The EU packaging framework is entering a structural shift. The Packaging and Packaging Waste Regulation (PPWR) replaces the older directive logic with a broader, more operational compliance model. For companies, this is not only about waste reduction; it is about market-access continuity, technical evidence, and supply-chain control.

Key dates at a glance

  • Entered into force: 11 February 2025
  • Generally applies from: 12 August 2026

What makes PPWR strategically important?

PPWR covers design, reuse, recyclability, labeling, and producer-responsibility logic in one integrated framework. Packaging compliance is no longer a stand-alone environmental checklist. It is now part of commercial suitability for EU market placement.

How EPR and PPWR interact

EPR extends producer responsibility beyond placing products on the market and into post-use stages. PPWR makes this responsibility more concrete: packaging composition, recyclability performance, and technical documentation quality become business-critical controls.

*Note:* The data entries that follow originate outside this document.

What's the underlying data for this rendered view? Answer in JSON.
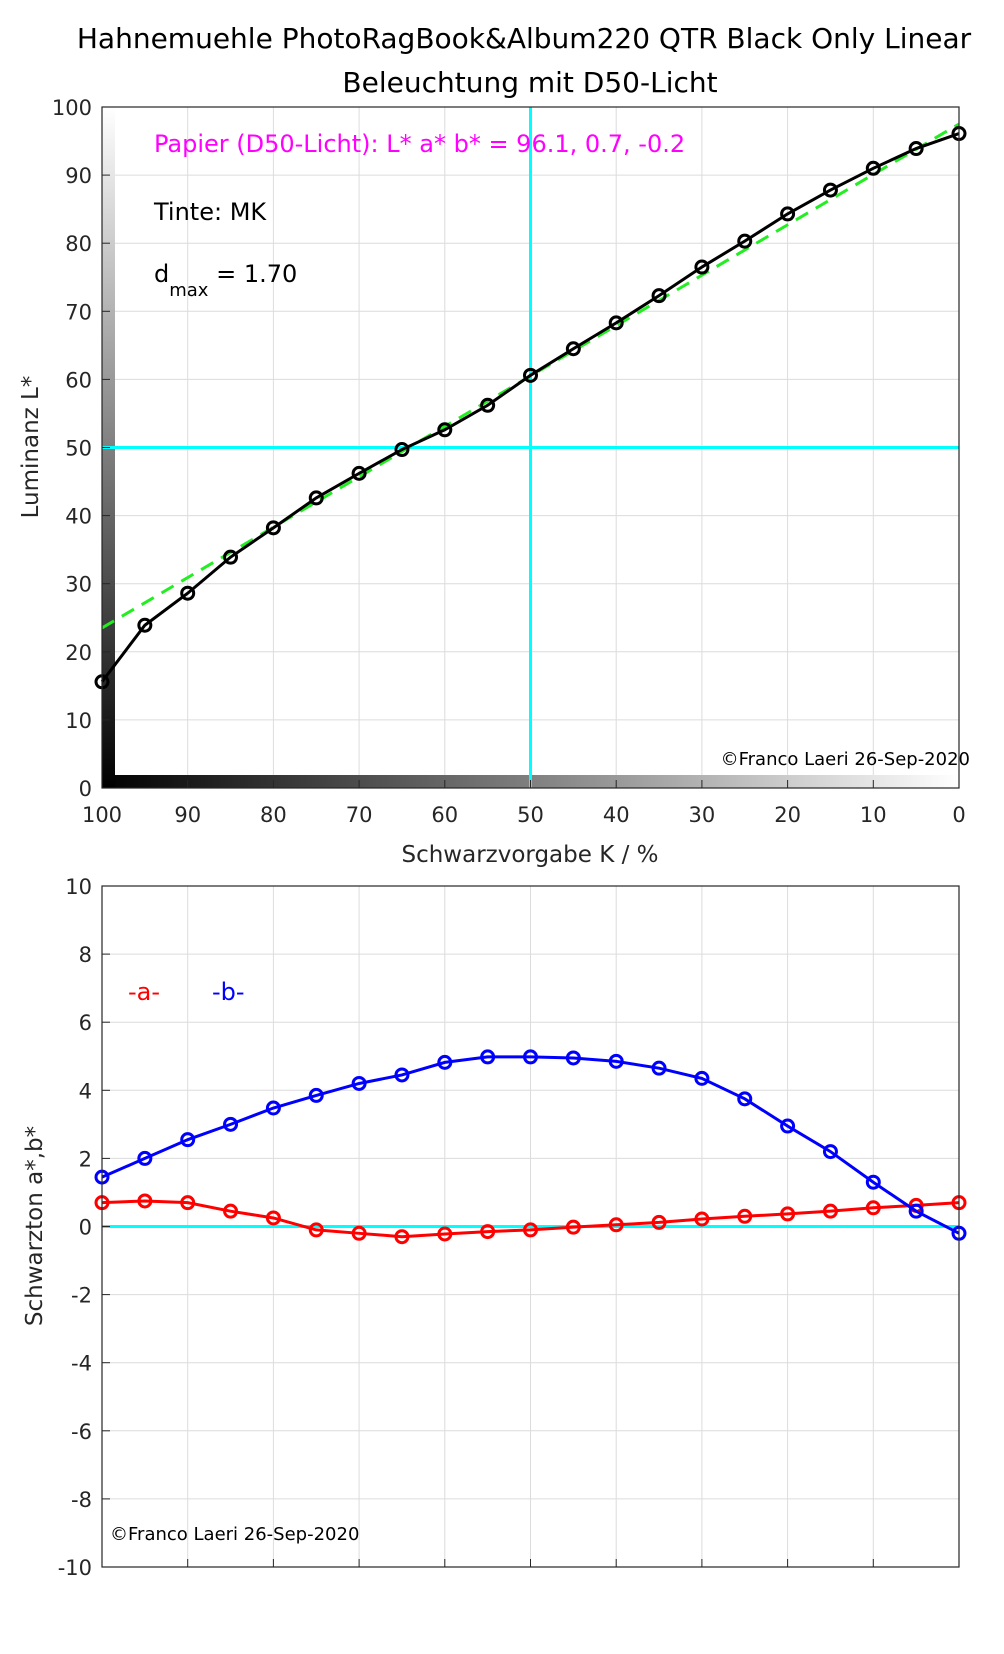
{
  "colors": {
    "background": "#ffffff",
    "grid": "#dcdcdc",
    "axis": "#262626",
    "reference_line": "#00ffff",
    "luminance_curve": "#000000",
    "linear_fit": "#22ee22",
    "series_a": "#ff0000",
    "series_b": "#0000ff",
    "paper_annotation": "#ff00ff"
  },
  "chart_data": [
    {
      "type": "line",
      "title": "Hahnemuehle PhotoRagBook&Album220 QTR Black Only Linear",
      "subtitle": "Beleuchtung mit D50-Licht",
      "xlabel": "Schwarzvorgabe  K / %",
      "ylabel": "Luminanz  L*",
      "xlim": [
        100,
        0
      ],
      "ylim": [
        0,
        100
      ],
      "x_reversed": true,
      "xticks": [
        100,
        90,
        80,
        70,
        60,
        50,
        40,
        30,
        20,
        10,
        0
      ],
      "yticks": [
        0,
        10,
        20,
        30,
        40,
        50,
        60,
        70,
        80,
        90,
        100
      ],
      "grid": true,
      "x": [
        100,
        95,
        90,
        85,
        80,
        75,
        70,
        65,
        60,
        55,
        50,
        45,
        40,
        35,
        30,
        25,
        20,
        15,
        10,
        5,
        0
      ],
      "series": [
        {
          "values": [
            15.6,
            23.9,
            28.6,
            33.9,
            38.2,
            42.6,
            46.2,
            49.7,
            52.6,
            56.2,
            60.6,
            64.5,
            68.3,
            72.3,
            76.5,
            80.3,
            84.3,
            87.8,
            91.0,
            93.9,
            96.1
          ],
          "marker": "circle"
        }
      ],
      "linear_fit": {
        "x": [
          100,
          0
        ],
        "y": [
          23.5,
          97.5
        ],
        "style": "dashed"
      },
      "reference_lines": {
        "x": 50,
        "y": 50
      },
      "gray_ramp": "black at K=100 to white at K=0 along both axes",
      "annotations": {
        "paper": "Papier (D50-Licht): L* a* b* = 96.1, 0.7, -0.2",
        "ink": "Tinte:  MK",
        "dmax_base": "d",
        "dmax_sub": "max",
        "dmax_value": " = 1.70",
        "copyright": "©Franco Laeri  26-Sep-2020"
      }
    },
    {
      "type": "line",
      "ylabel": "Schwarzton a*,b*",
      "xlim": [
        100,
        0
      ],
      "ylim": [
        -10,
        10
      ],
      "x_reversed": true,
      "yticks": [
        -10,
        -8,
        -6,
        -4,
        -2,
        0,
        2,
        4,
        6,
        8,
        10
      ],
      "grid": true,
      "legend_position": "upper-left",
      "x": [
        100,
        95,
        90,
        85,
        80,
        75,
        70,
        65,
        60,
        55,
        50,
        45,
        40,
        35,
        30,
        25,
        20,
        15,
        10,
        5,
        0
      ],
      "series": [
        {
          "name": "-a-",
          "color": "#ff0000",
          "values": [
            0.7,
            0.75,
            0.7,
            0.45,
            0.25,
            -0.1,
            -0.2,
            -0.3,
            -0.22,
            -0.15,
            -0.1,
            -0.02,
            0.05,
            0.12,
            0.22,
            0.3,
            0.37,
            0.45,
            0.55,
            0.62,
            0.7
          ]
        },
        {
          "name": "-b-",
          "color": "#0000ff",
          "values": [
            1.45,
            2.0,
            2.55,
            3.0,
            3.48,
            3.85,
            4.2,
            4.45,
            4.82,
            4.98,
            4.98,
            4.95,
            4.85,
            4.65,
            4.35,
            3.75,
            2.95,
            2.2,
            1.3,
            0.45,
            -0.2
          ]
        }
      ],
      "reference_lines": {
        "y": 0
      },
      "annotations": {
        "copyright": "©Franco Laeri  26-Sep-2020"
      }
    }
  ]
}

For exporters, this means customer technical specifications and legal requirements must be managed together, not in parallel silos.

Why PFAS is central in packaging compliance

PFAS-related substances have been used in certain barrier applications, including food-contact contexts. Due to persistence and regulatory concern, PFAS now sits at the center of packaging risk reviews. Under PPWR-driven expectations, companies need stronger evidence quality around material selection and supplier data reliability.

Practical risk areas for companies

  • Non-compliant packaging entering EU channels
  • Gaps between customer specs and legal obligations
  • Weak supplier declarations and insufficient traceability
  • Missing targeted testing strategy
  • Incomplete technical evidence for audits and market surveillance

Companies should not read PPWR in isolation

PFAS and packaging obligations interact with broader chemical and product-compliance domains. In practice, packaging strategy should align with EPR and packaging compliance, GPSR, EU REACH, SDS management, and Turkey-facing supply chains where relevant, KKDIK compliance.

What companies should do now

  1. Map food-contact packaging portfolio and material layers.
  2. Identify PFAS-exposed formulations, coatings, and barrier systems.
  3. Reassess supplier declarations and analytical evidence quality.
  4. Define a targeted testing and verification strategy.
  5. Strengthen technical dossier structure for PPWR-EPR alignment.
  6. Prioritize risks by market, customer segment, and product category.

How Pier Compliance supports

Pier Compliance supports companies with PPWR scope assessments, PFAS risk review, supplier-document evaluation, EPR-PPWR alignment, and audit-ready evidence architecture. Our objective is not only legal interpretation, but practical execution that protects EU market access.

Conclusion

PPWR is a structural compliance transition, not a cosmetic regulatory update. For packaging portfolios with PFAS exposure risk, 12 August 2026 is a strategic deadline for design decisions, supplier controls, and technical defensibility. Early action is the difference between managed transition and late-stage disruption.

Frequently asked questions

When did PPWR enter into force and when does it generally apply?
PPWR entered into force on 11 February 2025 and generally applies from 12 August 2026.
How are PPWR and EPR linked?
PPWR makes EPR outcomes more measurable through design, recyclability, reuse potential, and documentation expectations.
Why is PFAS critical for food contact packaging?
PFAS substances are under high regulatory scrutiny due to persistence and potential health/environmental concerns, which increases compliance expectations in food contact packaging.